Rully Anjar menceritakan tentang latar belakangnya sebagai orang Dengar yang tertarik mempelajari bahasa isyarat Indonesia. Salah satunya karena dia kuliah di PLB Universitas Sebelas Maret. Mnurut Rully, pada saat itu masih jarang sekali mahasiswa PLB yang memilih konsentrasi ke Tuli. Sebab ada anggapan bahwa tingkat kesulitas dan sensitifitas Tuli yang mudah tersinggung.
Lebih lanjut Rully menjelaskan, pada kurun waktu 2009-2011 relawan Dengar masih sangat sedikit. Selama ini, ia banyak belajar dari buku-buku teori yang membahas terkait Tuli. Menurutnya, belum banyak buku yang menggali pengalaman Tuli itu sendiri, terutama gerakan Tuli di Indonesia.
“Ada mas Pong, menjadi relawan Deaf Volunteer Organization (DVO). Saya di Solo berpartner Tuli di SD dan SMP dengan membantu les pelajaran. Lalu berkegiatan bersama dengan Gerkatin Solo,” terang Rully.
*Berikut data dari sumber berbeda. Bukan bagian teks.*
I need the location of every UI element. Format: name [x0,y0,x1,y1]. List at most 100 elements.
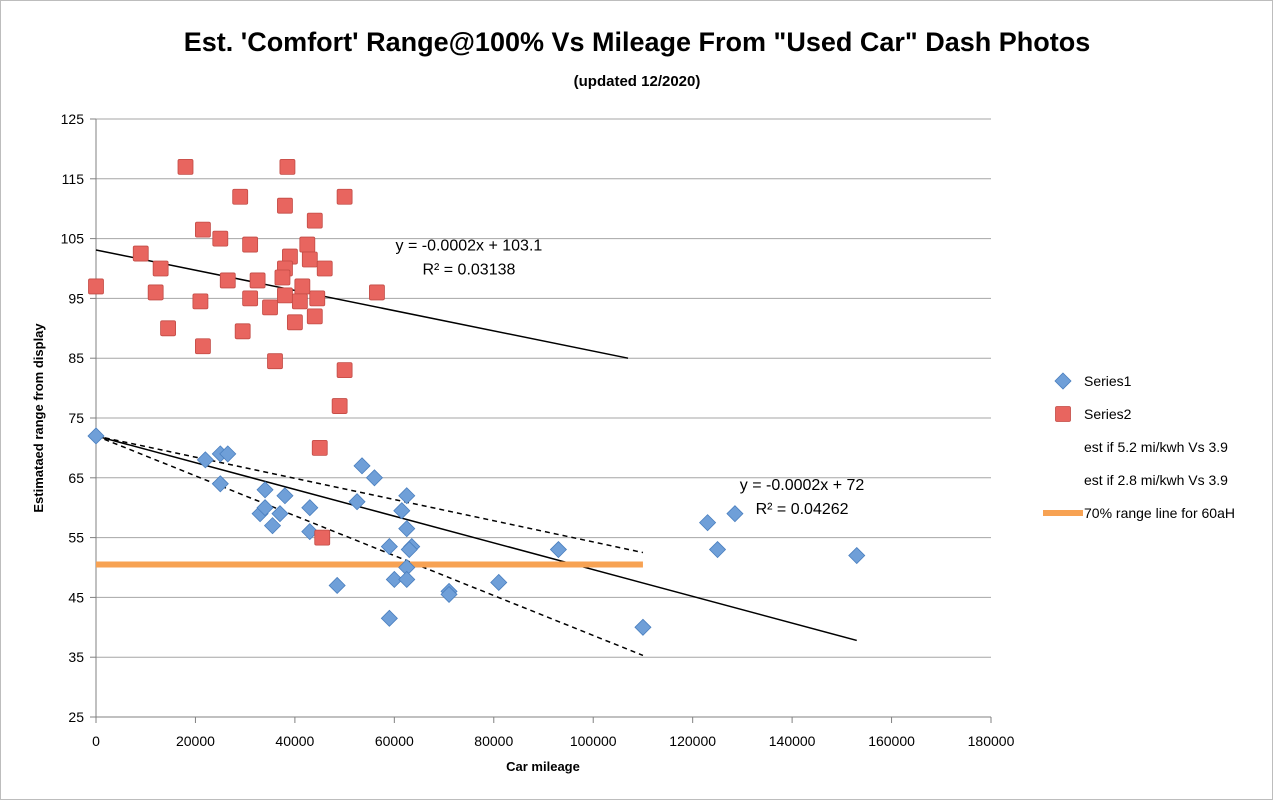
series2-point [249,272,266,289]
series1-point [271,505,289,523]
series2-point [291,293,308,310]
series1-point [549,540,567,559]
series2-point [219,272,236,289]
series2-point [311,439,328,456]
series1-point [301,523,319,541]
series2-point [212,230,229,247]
trendline-r-squared: R² = 0.04262 [756,501,849,518]
legend: Series1 Series2 est if 5.2 mi/kwh Vs 3.9 es… [1043,372,1235,521]
series2-point [232,188,249,205]
series2-point [242,236,259,253]
trendline-equation: y = -0.0002x + 72 [740,477,865,494]
series1-point [196,451,214,469]
series1-point [400,540,418,559]
series2-point [262,299,278,316]
y-tick-label: 65 [68,470,84,486]
series2-point [301,251,318,268]
series2-point [195,221,211,238]
series2-point [306,212,323,229]
series1-point [380,538,398,556]
series2-point [152,260,169,277]
series1-point [219,445,237,463]
series2-point [234,323,251,340]
legend-marker-series1 [1054,372,1072,390]
series2-point [277,197,293,214]
series2-point [309,290,326,307]
chart-title: Est. 'Comfort' Range@100% Vs Mileage Fro… [184,27,1090,57]
x-tick-label: 20000 [176,733,215,749]
series1-point [393,502,411,520]
legend-marker-series2 [1055,406,1071,422]
x-axis-title: Car mileage [506,759,580,774]
series1-point [848,546,866,565]
x-tick-label: 100000 [570,733,617,749]
series1-point [440,585,458,603]
series1-point [328,576,346,595]
x-tick-label: 160000 [868,733,915,749]
x-tick-label: 180000 [968,733,1015,749]
series2-point [88,278,104,295]
y-axis-ticks: 25 35 45 55 65 75 85 95 105 115 125 [61,111,96,725]
series2-point [177,158,194,175]
series2-point [336,362,353,379]
series2-point [306,308,323,325]
series2-point [369,284,385,301]
series2-point [274,269,291,286]
x-tick-label: 60000 [375,733,414,749]
trendline-series2 [95,249,629,359]
series1-point [398,570,416,589]
trendline-r-squared: R² = 0.03138 [422,262,515,279]
series2-point [242,290,259,307]
x-tick-label: 40000 [275,733,314,749]
legend-label: 70% range line for 60aH [1084,505,1235,521]
x-axis-ticks: 0 20000 40000 60000 80000 100000 120000 140000 1… [92,717,1015,749]
series2-point [277,287,293,304]
series2-point [331,398,348,414]
y-tick-label: 115 [62,171,85,187]
trendlines [95,249,857,657]
y-tick-label: 105 [61,231,85,247]
trendline-series1 [95,435,857,642]
series2-point [160,320,176,337]
series2-point [192,293,209,310]
legend-label: Series1 [1084,373,1132,389]
series2-point [147,284,164,301]
series1-point [263,517,282,535]
y-tick-label: 55 [68,530,84,546]
dashed-estimate-line [95,435,644,554]
series1-point [699,514,717,532]
legend-label: est if 2.8 mi/kwh Vs 3.9 [1084,472,1228,488]
y-axis-title: Estimataed range from display [31,323,46,513]
series1-point [256,499,274,517]
series2-point [316,260,333,277]
y-tick-label: 25 [68,709,84,725]
trendline-equation: y = -0.0002x + 103.1 [396,238,543,255]
x-tick-label: 0 [92,733,100,749]
y-tick-label: 35 [68,649,84,665]
chart-subtitle: (updated 12/2020) [574,73,701,90]
gridlines [96,118,991,658]
x-tick-label: 140000 [769,733,816,749]
series2-point [279,158,296,175]
series2-point [132,245,149,262]
series1-point [353,457,371,475]
series2-point [336,188,353,205]
series1-point [634,618,652,636]
x-tick-label: 120000 [669,733,716,749]
series1-point [398,487,416,505]
series1-point [348,493,366,511]
series1-point [385,570,403,589]
data-points [87,158,866,636]
series1-point [276,487,294,505]
series1-point [365,469,384,487]
series2-point [294,278,311,295]
series1-point [301,499,319,517]
series2-point [314,529,331,546]
legend-label: est if 5.2 mi/kwh Vs 3.9 [1084,439,1228,455]
series2-point [286,314,303,331]
y-tick-label: 125 [61,111,85,127]
series1-point [398,520,416,538]
series1-point [211,475,229,493]
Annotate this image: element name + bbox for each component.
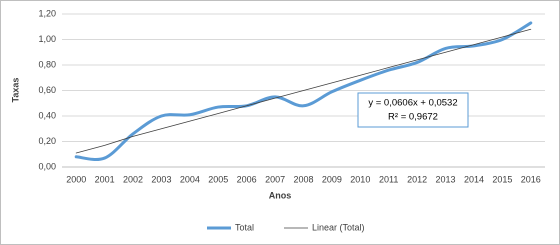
x-tick-label: 2012 (407, 174, 427, 184)
y-tick-label: 0,60 (38, 85, 56, 95)
x-tick-label: 2009 (322, 174, 342, 184)
x-tick-label: 2003 (151, 174, 171, 184)
x-tick-label: 2007 (265, 174, 285, 184)
x-tick-label: 2004 (180, 174, 200, 184)
y-tick-label: 0,00 (38, 161, 56, 171)
x-tick-label: 2000 (66, 174, 86, 184)
y-tick-label: 1,00 (38, 34, 56, 44)
x-tick-label: 2016 (521, 174, 541, 184)
x-tick-label: 2013 (436, 174, 456, 184)
x-tick-label: 2001 (95, 174, 115, 184)
trend-line (75, 28, 532, 154)
annotation: y = 0,0606x + 0,0532 (368, 98, 457, 109)
x-tick-label: 2006 (237, 174, 257, 184)
x-tick-label: 2002 (123, 174, 143, 184)
annotation: R² = 0,9672 (388, 112, 438, 123)
x-tick-label: 2008 (293, 174, 313, 184)
x-tick-label: 2014 (464, 174, 484, 184)
x-tick-label: 2015 (492, 174, 512, 184)
data-line (74, 21, 533, 162)
legend-label: Linear (Total) (312, 222, 365, 232)
x-tick-label: 2005 (208, 174, 228, 184)
y-tick-label: 0,20 (38, 136, 56, 146)
x-axis-title: Anos (269, 190, 292, 200)
annotation-box (357, 92, 469, 128)
y-tick-label: 1,20 (38, 8, 56, 18)
y-axis-title: Taxas (10, 78, 20, 103)
legend-label: Total (235, 222, 254, 232)
y-tick-label: 0,80 (38, 59, 56, 69)
x-tick-label: 2011 (379, 174, 398, 184)
x-tick-label: 2010 (350, 174, 370, 184)
y-tick-label: 0,40 (38, 110, 56, 120)
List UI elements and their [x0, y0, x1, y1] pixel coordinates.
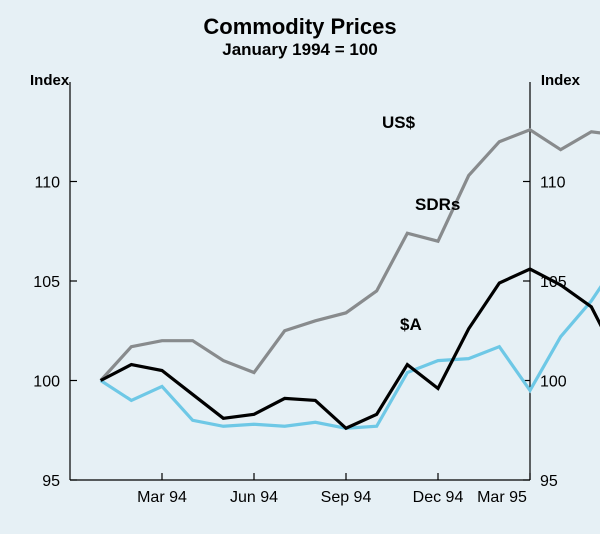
- svg-text:110: 110: [34, 175, 60, 192]
- svg-text:Sep 94: Sep 94: [321, 489, 372, 506]
- svg-text:Mar 95: Mar 95: [477, 489, 527, 506]
- svg-text:SDRs: SDRs: [415, 195, 460, 214]
- svg-text:100: 100: [540, 374, 567, 391]
- chart-plot: 9595100100105105110110Mar 94Jun 94Sep 94…: [0, 0, 600, 534]
- svg-text:Jun 94: Jun 94: [230, 489, 278, 506]
- svg-text:100: 100: [33, 374, 60, 391]
- svg-text:Dec 94: Dec 94: [413, 489, 464, 506]
- svg-text:95: 95: [540, 473, 558, 490]
- commodity-prices-chart: Commodity Prices January 1994 = 100 Inde…: [0, 0, 600, 534]
- svg-text:110: 110: [540, 175, 566, 192]
- svg-text:95: 95: [42, 473, 60, 490]
- svg-text:105: 105: [33, 274, 60, 291]
- svg-text:$A: $A: [400, 315, 422, 334]
- svg-text:US$: US$: [382, 113, 416, 132]
- svg-text:Mar 94: Mar 94: [137, 489, 187, 506]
Rully menjelaskan, sekarang gerakan Tuli semakin massif. Di DVO mereka punya keterampilan fotografi dan seni. DVO membuat kolaborasi bersama Gerkatin untuk membuat wadah belajar bahasa isyarat dan mengempangkan keterampilan yang dimiliki.
“Waktu itu seperti mas Bias yang belum bisa bahasa isyarat membagi pengetahuan tentang sablon/cetak. Yang akhirnya mas Bias bisa. Sekarang dia jadi JBI. Jadi jangan membatasi orang yang gak bisa bahasa isyarat untuk gabung dengan DVO,” imbuh Rully.
Rully melanjutkan, sebagai orang Dengar, dia tidak boleh mengajarkan bahasa isyarat karena Bisindo berasal dari kebutuhan komunikasi teman-teman Tuli. Sehingga proses belajar bahasa isyarat harus melalui Interaksi langsung dengan Tuli. Dia juga bercerita pernah mendiskriminasi teman Tuli, hal itu kini dia sadari karena faktor pemahaman terkait Tuli dan merasa superior.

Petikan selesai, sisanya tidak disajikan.